Ringing the Changes by Robert Aickman

In this concise narrative a couple journey to a typical seaside town where bells ring constantly, a perpetual pealing that is annoying and inexplicable. The opening truly frightening moment happens after dark, when they decide to walk around and they fail to see the sea. There’s sand, there is the odor of rotting fish and seawater, waves crash, but the ocean appears spectral, or a different entity and even more alarming. It is simply profoundly ominous and whenever I visit to the coast after dark I remember this story that destroyed the ocean after dark for me – in a good way.

The recent spouses – she’s very young, he’s not – head back to the hotel and learn the reason for the chiming, through an extended episode of enclosed spaces, macabre revelry and demise and innocence encounters danse macabre bedlam. It is a disturbing meditation about longing and decay, two bodies maturing in tandem as partners, the bond and brutality and gentleness within wedlock.
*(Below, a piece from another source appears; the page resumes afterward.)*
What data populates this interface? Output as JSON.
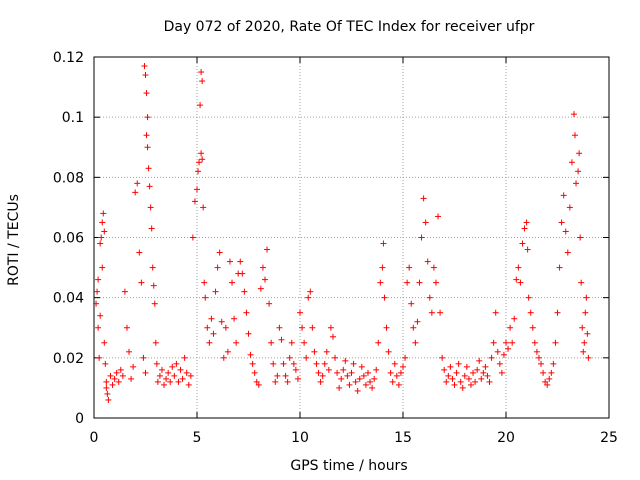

Not merely the scariest, but perhaps one of the best concise narratives out there, and an individual preference. I read it in the Spanish language, in the first edition of these tales to appear locally in 2011.

A Prominent Novelist

A Dark Novel by an esteemed writer

I delved into this book beside the swimming area overseas recently. Despite the sunshine I experienced an icy feeling within me. I also felt the thrill of anticipation. I was working on a new project, and I had hit an obstacle. I didn’t know whether there existed a proper method to compose various frightening aspects the story includes. Experiencing this novel, I realized that it was possible.

Released decades ago, the novel is a grim journey into the thoughts of a murderer, the protagonist, based on Jeffrey Dahmer, the criminal who slaughtered and mutilated numerous individuals in a city during a specific period. Infamously, this person was fixated with creating a zombie sex slave that would remain by his side and attempted numerous grisly attempts to do so.

The actions the story tells are appalling, but equally frightening is the mental realism. The character’s awful, broken reality is directly described in spare prose, identities hidden. You is immersed caught in his thoughts, forced to witness mental processes and behaviors that horrify. The strangeness of his mind is like a bodily jolt – or being stranded in an empty realm. Going into this story is not just reading but a complete immersion. You are absorbed completely.

An Accomplished Author

A Haunting Novel from Helen Oyeyemi

During my youth, I was a somnambulist and subsequently commenced experiencing nightmares. On one occasion, the horror featured a vision where I was trapped inside a container and, when I woke up, I realized that I had removed a part off the window, seeking to leave. That house was crumbling; when storms came the ground floor corridor became inundated, insect eggs dropped from above onto the bed, and on one occasion a large rat climbed the drapes in the bedroom.

Once a companion handed me Helen Oyeyemi’s novel, I was no longer living in my childhood residence, but the story regarding the building perched on the cliffs felt familiar in my view, nostalgic as I was. It’s a story featuring a possessed noisy, sentimental building and a female character who ingests calcium from the shoreline. I adored the story deeply and came back frequently to the story, always finding {something

Holly Brown
Holly Brown

A dedicated esports journalist with over a decade of experience covering major tournaments and gaming culture.